Throughout his studies, Yuri could always be  found at the center of a rich array of cultural and social activities, surrounded always by a group of friends. They went on hikes together, attended parties and social events. In 1968, Yuri met his future wife, Lena Kreintzen, on the steps of the Faculty of Economics.

During the late 1960s, following the the Soviet invasion of Prague, Yuri joined an underground student group of anti-Soviet dissidents.

Yuri and Lena were married in Moscow in 1970, and their daughter Polina was born in 1973. When Polina was 4, the Shterns discovered a group of Jewish parents, “Refuseniks,” who had founded an underground Jewish kindergarten. Enchanted with the idea, they joined the group. Following their acquaintance with the other parents, Yuri and Lena began to study Hebrew and Jewish culture, and soon became part of the group of aliya activists behind the Iron Curtain, struggling to immigrate to Israel.

In 1978, their son Marik was born, which served to reinforce their determination to leave the USSR and emigrate to Israel. Their decision became final after Soviet forces invaded Afghanistan in 1980, an event that had a dramatic impact on Yuri. During these years, the climax of the Soviet regime, when the aliya movement was almost completely silenced behind the Iron Curtain, the Shterns were was one of the few families who succeeded in leaving the Soviet Union.

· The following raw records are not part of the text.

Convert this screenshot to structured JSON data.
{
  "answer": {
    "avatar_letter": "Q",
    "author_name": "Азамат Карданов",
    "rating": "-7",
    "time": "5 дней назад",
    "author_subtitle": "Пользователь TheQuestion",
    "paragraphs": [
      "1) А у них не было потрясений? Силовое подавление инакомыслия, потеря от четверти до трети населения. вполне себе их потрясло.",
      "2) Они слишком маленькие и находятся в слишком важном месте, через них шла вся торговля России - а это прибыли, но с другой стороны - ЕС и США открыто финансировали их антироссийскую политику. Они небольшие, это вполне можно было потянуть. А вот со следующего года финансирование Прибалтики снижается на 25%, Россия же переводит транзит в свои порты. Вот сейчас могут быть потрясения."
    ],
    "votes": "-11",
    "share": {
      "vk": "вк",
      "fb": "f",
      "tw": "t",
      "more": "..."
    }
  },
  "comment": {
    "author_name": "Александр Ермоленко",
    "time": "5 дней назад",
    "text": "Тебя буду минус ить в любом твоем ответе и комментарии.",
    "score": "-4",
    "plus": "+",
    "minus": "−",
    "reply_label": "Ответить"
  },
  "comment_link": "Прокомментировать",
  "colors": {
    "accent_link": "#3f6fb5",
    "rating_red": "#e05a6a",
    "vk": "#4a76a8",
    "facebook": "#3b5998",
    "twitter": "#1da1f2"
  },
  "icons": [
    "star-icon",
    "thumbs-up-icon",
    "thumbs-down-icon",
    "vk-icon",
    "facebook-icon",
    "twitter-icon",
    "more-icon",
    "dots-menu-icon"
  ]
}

The family left the USSR following the publication in the Western media of a document exposing the depressed state of Soviet Jews. The paper was written iby a group of Jewish aliya activists, with Yuri at the center, and had been smuggled out to several courageous journalists. The Soviet government’s was response was to get rid of the document’s signatories. Thus, only three months after filing an application for an exit visa, the four members of the Shtern family were on a plane to Israel. They left behind Yuri and Lena’s parents, sisters and brothers and dozens of friends, not knowing if, and when they would ever meet again.